Examples include ‘constantly having conversations with my breasts’, ‘introducing my male colleague as 'the very talented' and me as 'the very beautiful’, and a male who was dating a female colleague being subjected to a torrent of questions regarding their sex life.

In the US we have seen intense speculation and allegations surrounding Harvey Weinstein. In the UK the royal court have hosted a #greyareanomore #speakout event aimed at highlighting specific issues in the UK theatre world.

In a recent case, a judge ruled that the NHS pay a six-figure sum to an HR Director who was constructively dismissed and harassed after she rejected sexual advances from the NHS trust’s chairman.

We also saw Uber once again in the spotlight following an Uber engineer publishing a blog accusing the company of having a culture of sexism and sexual harassment, leading to staff leaving Uber following investigation, including some very senior members of staff.

Putting a stop to it

The Trade Union Congress suggests that over half of women in work in the UK have experienced sexual harassment at some point in their career. So, what can you, as an employer, do to protect your workers and your reputation?

Good role modelling - if your senior teams demonstrate appropriate behaviour, it will set the tone for the entire organisation. This is linked to corporate governance where we are seeing calls for increasing awareness of these issues. In some parts of the media we have seen commentators calling for any settlements agreed in these respects to be disclosed in annual reports as well as the sums involved.

Review your policies - do employees know how to 'call out' this type of behaviour if it happens and - equally as important - do they feel able to?

Provide refresher training to employees - ensuring that teams understand what are and what are not appropriate behaviours in the workplace.
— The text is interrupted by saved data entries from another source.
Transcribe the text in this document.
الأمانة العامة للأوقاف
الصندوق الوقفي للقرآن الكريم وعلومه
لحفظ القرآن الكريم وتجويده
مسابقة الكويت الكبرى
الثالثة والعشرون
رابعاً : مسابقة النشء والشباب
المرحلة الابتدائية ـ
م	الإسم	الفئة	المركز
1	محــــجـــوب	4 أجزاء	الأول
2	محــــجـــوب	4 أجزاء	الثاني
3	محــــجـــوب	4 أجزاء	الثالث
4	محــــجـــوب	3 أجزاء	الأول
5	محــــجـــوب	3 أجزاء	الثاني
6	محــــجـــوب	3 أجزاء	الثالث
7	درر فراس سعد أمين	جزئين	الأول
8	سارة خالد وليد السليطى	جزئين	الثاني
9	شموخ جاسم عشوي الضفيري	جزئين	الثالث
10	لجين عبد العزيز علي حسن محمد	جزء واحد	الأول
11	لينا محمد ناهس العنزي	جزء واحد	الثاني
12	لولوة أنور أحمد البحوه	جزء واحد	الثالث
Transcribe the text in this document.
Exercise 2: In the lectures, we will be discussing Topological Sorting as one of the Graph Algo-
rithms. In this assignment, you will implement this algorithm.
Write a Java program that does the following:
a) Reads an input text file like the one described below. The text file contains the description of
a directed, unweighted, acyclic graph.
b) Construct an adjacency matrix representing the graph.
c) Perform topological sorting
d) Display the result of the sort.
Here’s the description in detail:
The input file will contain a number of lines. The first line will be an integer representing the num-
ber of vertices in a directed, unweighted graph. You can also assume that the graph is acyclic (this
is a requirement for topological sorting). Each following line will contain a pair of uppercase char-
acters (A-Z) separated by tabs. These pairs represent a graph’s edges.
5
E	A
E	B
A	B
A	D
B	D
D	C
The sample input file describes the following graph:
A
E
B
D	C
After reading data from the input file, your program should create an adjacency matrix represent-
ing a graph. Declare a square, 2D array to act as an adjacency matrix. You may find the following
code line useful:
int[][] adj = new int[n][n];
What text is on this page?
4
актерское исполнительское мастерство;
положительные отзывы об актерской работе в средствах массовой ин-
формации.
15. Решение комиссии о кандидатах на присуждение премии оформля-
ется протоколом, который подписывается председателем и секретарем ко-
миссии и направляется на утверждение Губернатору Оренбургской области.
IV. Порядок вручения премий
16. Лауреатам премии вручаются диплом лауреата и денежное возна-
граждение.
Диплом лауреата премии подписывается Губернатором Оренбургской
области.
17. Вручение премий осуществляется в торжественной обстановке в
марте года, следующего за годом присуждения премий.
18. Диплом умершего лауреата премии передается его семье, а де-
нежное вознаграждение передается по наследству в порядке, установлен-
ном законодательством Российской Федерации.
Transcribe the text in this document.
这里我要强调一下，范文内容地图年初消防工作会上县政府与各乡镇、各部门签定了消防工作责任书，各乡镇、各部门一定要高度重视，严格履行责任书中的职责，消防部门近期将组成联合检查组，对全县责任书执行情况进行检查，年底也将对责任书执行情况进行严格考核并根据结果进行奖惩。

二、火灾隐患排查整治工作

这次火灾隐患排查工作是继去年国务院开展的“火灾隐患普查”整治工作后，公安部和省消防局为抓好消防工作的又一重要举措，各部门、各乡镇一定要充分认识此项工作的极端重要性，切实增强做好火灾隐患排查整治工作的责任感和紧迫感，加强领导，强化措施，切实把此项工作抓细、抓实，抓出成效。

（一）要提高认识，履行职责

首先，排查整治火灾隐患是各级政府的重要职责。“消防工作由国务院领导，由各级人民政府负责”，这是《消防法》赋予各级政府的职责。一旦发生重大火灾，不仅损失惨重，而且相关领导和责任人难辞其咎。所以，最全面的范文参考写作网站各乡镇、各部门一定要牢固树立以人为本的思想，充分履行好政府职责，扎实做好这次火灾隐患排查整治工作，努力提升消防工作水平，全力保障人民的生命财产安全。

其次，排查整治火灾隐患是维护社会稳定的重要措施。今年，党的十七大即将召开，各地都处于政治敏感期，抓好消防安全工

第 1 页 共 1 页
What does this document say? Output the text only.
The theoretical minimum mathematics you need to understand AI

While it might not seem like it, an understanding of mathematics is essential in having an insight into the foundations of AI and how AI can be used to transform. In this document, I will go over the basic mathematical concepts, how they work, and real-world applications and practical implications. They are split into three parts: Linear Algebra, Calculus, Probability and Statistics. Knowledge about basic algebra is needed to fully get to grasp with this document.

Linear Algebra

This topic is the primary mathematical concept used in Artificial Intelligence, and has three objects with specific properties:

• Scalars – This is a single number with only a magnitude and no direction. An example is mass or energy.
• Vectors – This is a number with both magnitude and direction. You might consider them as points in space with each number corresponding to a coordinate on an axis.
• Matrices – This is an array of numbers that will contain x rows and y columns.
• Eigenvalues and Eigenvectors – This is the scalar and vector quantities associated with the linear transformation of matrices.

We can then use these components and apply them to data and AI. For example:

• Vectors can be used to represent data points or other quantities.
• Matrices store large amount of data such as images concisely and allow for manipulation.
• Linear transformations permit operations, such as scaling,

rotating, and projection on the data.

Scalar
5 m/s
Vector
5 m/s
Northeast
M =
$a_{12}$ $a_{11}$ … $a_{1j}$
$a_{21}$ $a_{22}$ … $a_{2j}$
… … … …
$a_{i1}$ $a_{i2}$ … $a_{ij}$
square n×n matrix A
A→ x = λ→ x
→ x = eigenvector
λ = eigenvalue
Take action - ensure that appropriate and timely action is taken if a complaint is made and that your managers are trained in how to handle such complaints;

Seek feedback - introduce an anonymous employee satisfaction survey to include questions relating to harassment and take appropriate action based on findings.

Dealing with a complaint

If a complaint is raised, it should be dealt with promptly and objectively by a manager who has been trained in such situations. Remember that this is likely to be an uncomfortable position for the complainant to be in, so sensitivity and confidentiality is key.

A few tips:

  • take any complaints seriously and take prompt action;
  • consider whether an informal approach may be appropriate or if the complaint is of a nature which requires more formal, immediate action through the grievance procedure;
  • decide whether it is appropriate for the parties to continue working together whilst an investigation takes place – you may consider moving one to a different department, or suspension if the allegation appears to warrant it;
  • ensure that a thorough investigation takes place and that an objective view is formed based on the information available;
  • consider whether the complainant’s reaction to the behaviours leading to the complaint is reasonable;
  • based on the information gained during the investigation, decide whether counselling and/or mediation may be appropriate;
  • follow your disciplinary procedures as appropriate if the behaviour may warrant disciplinary action;
  • ensure accurate record keeping and maintain confidentiality at all stages; and
  • determine whether further training is required throughout the organisation to redefine boundaries and acceptable behaviours.